Members of the Westminster and Scottish Parliaments also sought details on how the inspectors apparently managed to carry explosives, guns and knives through the airport's security checks undetected.

The inspectors, from the Department of the Environment, Transport and the Regions made the spot check at Edinburgh airport last week.

Airport staff failed to notice a gun strapped to one inspector's back, while another inspector who had Semtex in his briefcase passed successfully through baggage control. A third had a butterfly knife strapped to her leg, according to reports. Only one of the inspectors who tried to smuggle weapons on to domestic and international flights was detected and halted.

The spot checks demonstrate how hard it is to catch weapons and explosives even with sophisticated equipment. Security experts point out that watching video screens is boring, yet it requires close concentration to notice the one-in-a-million case of dangerous material passing through.

"It is obviously bad news that three out of the four got through undetected," said Dr Jim Swire, a spokesman for Lockerbie Families - Flight 103 whose daughter died in the 1988 bombing. "Things are not right at Edinburgh airport and will have to be improved. The good news is that this shows that the Department of Transport is checking security. This will keep people on their toes."

Gwyneth Dunwoody, chairman of the Select Committee on Transport, said the results of the spot check must be acted on quickly. "It is important that Parliament is informed of what has happened. I am assuming that information will, in due course, be made available."

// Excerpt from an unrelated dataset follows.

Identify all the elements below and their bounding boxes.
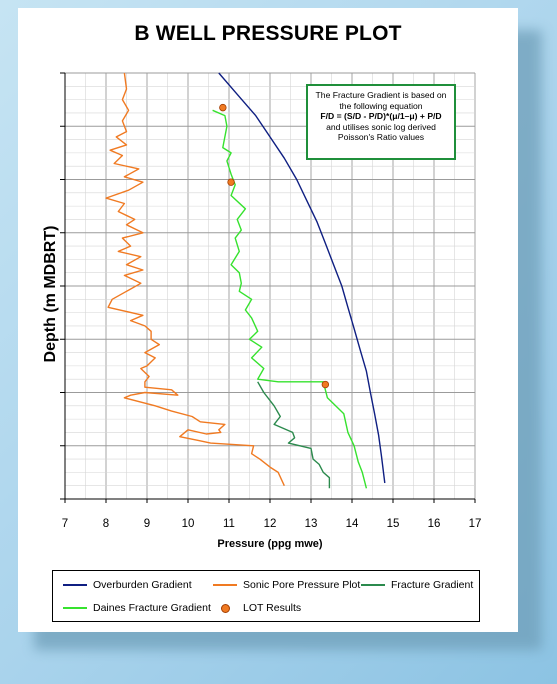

Donald Gorrie, the Liberal Democrat MP and MSP for Edinburgh West, which covers the airport, said: "If the reports are right then it is a bad failure by security. This is a very serious lapse and the whole system will need to be tightened up."

A spokesman for the Transport Department said: "We can confirm that the checks took place last week. We don't discuss our security methods for the obvious reason that we don't want to give them away."

A spokeswoman for BAA, the airport's owner and operator, said the company did its own checks in addition to those made by the department.